方法:单中心,将建立前瞻性队列研究,以描述通过全身18FDG-PET/CT检测到的STB的分布模式和在诊断点的磁共振成像(MRI)上疑似STB患者的基因表达谱,六个月,和12个月。将在这些时间点进行血液生物分析。微生物学标本将从痰/尿液中获得,从容易到达的疾病部位(例如,淋巴结,脓肿)在第一次18FDG-PET/CT中确定,CT引导活检和/或手术。临床参数和功能评分将在每次体检时收集。数据将输入到RedCap®数据库;数据清理,验证和分析将由研究小组进行.开普敦大学伦理委员会批准了该协议(243/2022)。
结论:脊柱结核X队列研究是第一个在微生物学证实的脊柱结核患者中使用全身18FDG-PET/CT扫描的前瞻性队列研究。使用18FDG-PET/CT和磁共振成像以及组织诊断(微生物学和组织病理学)的脊柱双重成像技术将使我们能够开发虚拟活检模型。如果成功,独特的基因表达谱将有助于基于血液的诊断(护理点检测)以及治疗监测,并将导致对这种破坏性疾病的早期诊断.
背景:该研究已在ClinicalTrials.gov(NCT05610098)上注册。

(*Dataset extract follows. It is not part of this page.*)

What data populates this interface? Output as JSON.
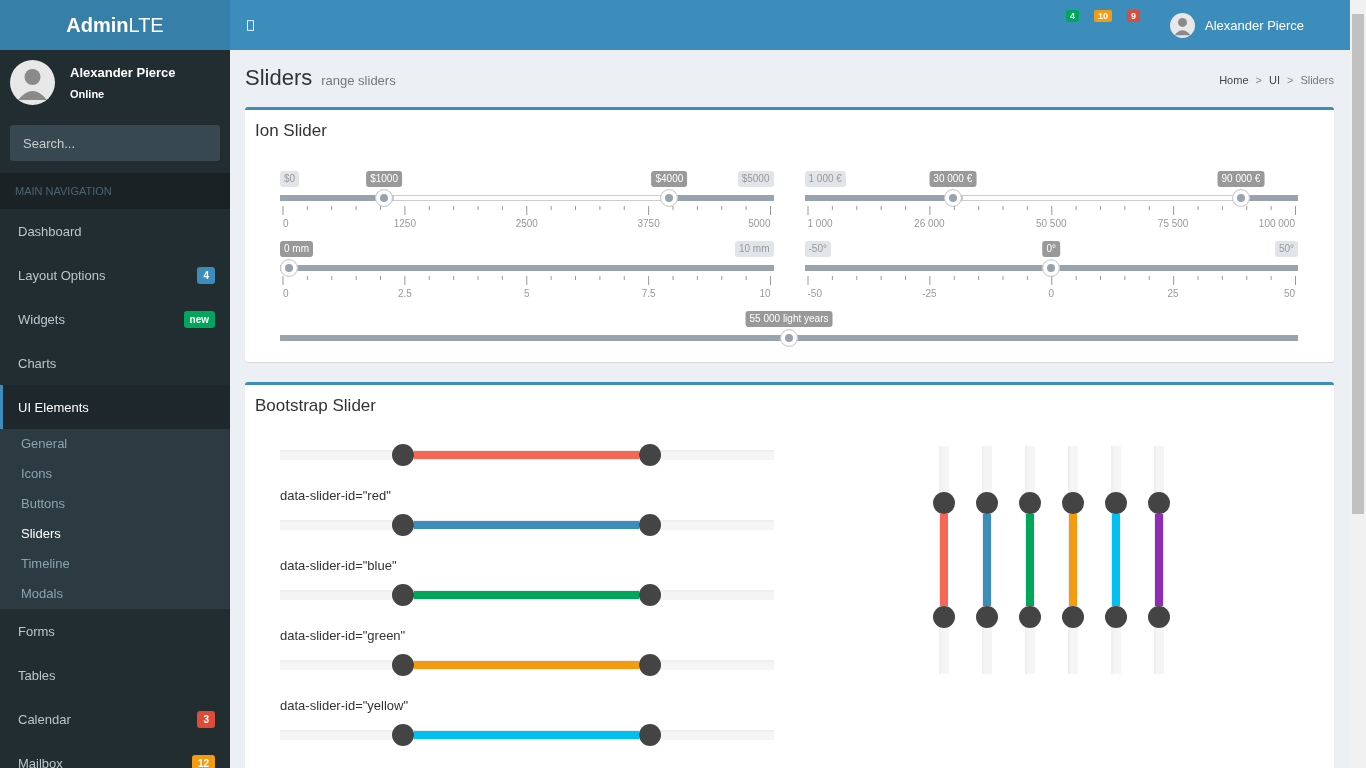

方法:单中心,将建立前瞻性队列研究,以描述通过全身18FDG-PET/CT检测到的STB的分布模式和在诊断点的磁共振成像(MRI)上疑似STB患者的基因表达谱,六个月,和12个月。将在这些时间点进行血液生物分析。微生物学标本将从痰/尿液中获得,从容易到达的疾病部位(例如,淋巴结,脓肿)在第一次18FDG-PET/CT中确定,CT引导活检和/或手术。临床参数和功能评分将在每次体检时收集。数据将输入到RedCap®数据库;数据清理,验证和分析将由研究小组进行.开普敦大学伦理委员会批准了该协议(243/2022)。
结论:脊柱结核X队列研究是第一个在微生物学证实的脊柱结核患者中使用全身18FDG-PET/CT扫描的前瞻性队列研究。使用18FDG-PET/CT和磁共振成像以及组织诊断(微生物学和组织病理学)的脊柱双重成像技术将使我们能够开发虚拟活检模型。如果成功,独特的基因表达谱将有助于基于血液的诊断(护理点检测)以及治疗监测,并将导致对这种破坏性疾病的早期诊断.
背景:该研究已在ClinicalTrials.gov(NCT05610098)上注册。